Tutto si incastra perfettamente nel contenitore del volemose bene contiano. La favola a orologeria del Festival prosegue con la performance di Damiano, che ci porta sul palco il bimbo prodigio, chiudendo il cerchio dell’abbraccio collettivo. Un colpo di teatro studiato, con un livello di retorica che ormai non si sforza nemmeno di essere sottile.
Ma la vera rinascita della serata è stata quella di Fedez.

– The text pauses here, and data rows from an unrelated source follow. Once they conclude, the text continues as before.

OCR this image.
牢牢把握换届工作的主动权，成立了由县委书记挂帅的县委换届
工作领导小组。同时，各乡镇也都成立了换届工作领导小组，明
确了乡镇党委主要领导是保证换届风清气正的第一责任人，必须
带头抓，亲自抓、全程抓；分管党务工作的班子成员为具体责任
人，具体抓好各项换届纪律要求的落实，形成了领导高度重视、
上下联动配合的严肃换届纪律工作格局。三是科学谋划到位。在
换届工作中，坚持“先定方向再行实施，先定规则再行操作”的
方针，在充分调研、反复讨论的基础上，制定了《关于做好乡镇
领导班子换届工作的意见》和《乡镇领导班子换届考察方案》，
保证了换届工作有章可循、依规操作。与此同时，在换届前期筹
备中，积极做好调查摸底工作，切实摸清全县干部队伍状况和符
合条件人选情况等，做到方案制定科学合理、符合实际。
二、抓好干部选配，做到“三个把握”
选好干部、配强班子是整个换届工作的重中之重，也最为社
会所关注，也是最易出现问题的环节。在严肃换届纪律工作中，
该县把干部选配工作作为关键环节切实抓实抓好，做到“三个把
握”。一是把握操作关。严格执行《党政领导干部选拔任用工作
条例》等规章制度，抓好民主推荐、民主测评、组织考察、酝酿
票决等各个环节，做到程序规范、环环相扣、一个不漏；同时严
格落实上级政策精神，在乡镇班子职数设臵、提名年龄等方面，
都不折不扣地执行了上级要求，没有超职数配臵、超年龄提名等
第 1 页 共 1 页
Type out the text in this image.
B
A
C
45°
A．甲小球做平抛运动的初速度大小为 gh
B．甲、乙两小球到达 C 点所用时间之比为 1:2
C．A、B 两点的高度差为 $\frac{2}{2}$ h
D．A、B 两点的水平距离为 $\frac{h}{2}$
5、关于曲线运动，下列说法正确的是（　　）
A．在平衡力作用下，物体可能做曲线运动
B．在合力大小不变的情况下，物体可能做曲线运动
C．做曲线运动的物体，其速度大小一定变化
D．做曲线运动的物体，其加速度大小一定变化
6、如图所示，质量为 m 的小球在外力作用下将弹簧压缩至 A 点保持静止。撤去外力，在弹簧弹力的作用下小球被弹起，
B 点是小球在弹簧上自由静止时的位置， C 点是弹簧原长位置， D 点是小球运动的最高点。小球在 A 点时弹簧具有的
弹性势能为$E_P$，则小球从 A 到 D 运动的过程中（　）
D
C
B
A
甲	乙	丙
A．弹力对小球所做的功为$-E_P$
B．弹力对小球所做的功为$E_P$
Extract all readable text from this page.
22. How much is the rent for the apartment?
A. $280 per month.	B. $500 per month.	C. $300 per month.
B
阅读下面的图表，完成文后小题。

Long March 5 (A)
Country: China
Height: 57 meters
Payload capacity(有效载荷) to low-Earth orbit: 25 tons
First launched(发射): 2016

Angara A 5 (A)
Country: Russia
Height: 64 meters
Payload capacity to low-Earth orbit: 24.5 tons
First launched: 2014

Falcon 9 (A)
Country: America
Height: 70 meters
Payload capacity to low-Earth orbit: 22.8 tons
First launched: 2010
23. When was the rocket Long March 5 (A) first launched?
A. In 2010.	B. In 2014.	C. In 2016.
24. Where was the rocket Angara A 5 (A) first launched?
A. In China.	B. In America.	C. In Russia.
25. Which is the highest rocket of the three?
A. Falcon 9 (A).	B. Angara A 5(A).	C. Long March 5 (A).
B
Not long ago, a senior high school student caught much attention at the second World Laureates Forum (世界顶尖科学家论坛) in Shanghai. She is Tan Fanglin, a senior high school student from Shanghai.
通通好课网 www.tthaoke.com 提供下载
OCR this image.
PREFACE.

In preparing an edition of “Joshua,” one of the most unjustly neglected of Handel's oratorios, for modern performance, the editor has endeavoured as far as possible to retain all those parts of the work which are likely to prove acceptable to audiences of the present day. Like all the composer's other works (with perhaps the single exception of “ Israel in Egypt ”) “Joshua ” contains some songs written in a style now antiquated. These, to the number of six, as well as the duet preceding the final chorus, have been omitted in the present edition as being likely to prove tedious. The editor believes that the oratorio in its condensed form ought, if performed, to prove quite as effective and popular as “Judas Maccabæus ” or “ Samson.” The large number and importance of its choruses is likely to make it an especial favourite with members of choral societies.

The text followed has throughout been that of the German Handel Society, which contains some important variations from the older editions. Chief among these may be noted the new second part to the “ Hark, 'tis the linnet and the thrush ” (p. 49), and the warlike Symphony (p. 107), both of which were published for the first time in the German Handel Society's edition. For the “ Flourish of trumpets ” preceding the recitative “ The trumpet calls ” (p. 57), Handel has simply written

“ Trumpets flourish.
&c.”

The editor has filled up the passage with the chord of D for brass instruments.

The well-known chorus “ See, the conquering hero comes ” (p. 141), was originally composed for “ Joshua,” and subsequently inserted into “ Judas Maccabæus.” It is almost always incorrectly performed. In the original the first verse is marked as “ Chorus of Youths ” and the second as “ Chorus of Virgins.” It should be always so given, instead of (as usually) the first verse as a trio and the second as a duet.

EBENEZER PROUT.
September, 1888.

Dalle ceneri dell’ipocrisia dell’influencer, dalle ombre della polemica continua, dalle sovraesposizioni tossiche, torna a fare la cosa migliore che sa fare: scrivere e interpretare. Senza filtri, senza bisogno di strategie social o di battaglie costruite, ma con la musica. Bravo ancora.
Poi c’è il Prefestival, che ormai è un puro contenitore pubblicitario travestito da intrattenimento. Un palinsesto di marchette che cerca disperatamente di fingere di intrattenere mentre infila promo a tappeto.
E infine il Dopofestival, che altro non è che la marchettona gemella del Pre, con la stessa pretesa di spontaneità e lo stesso risultato: un catalogo da televendita con ospiti a rotazione.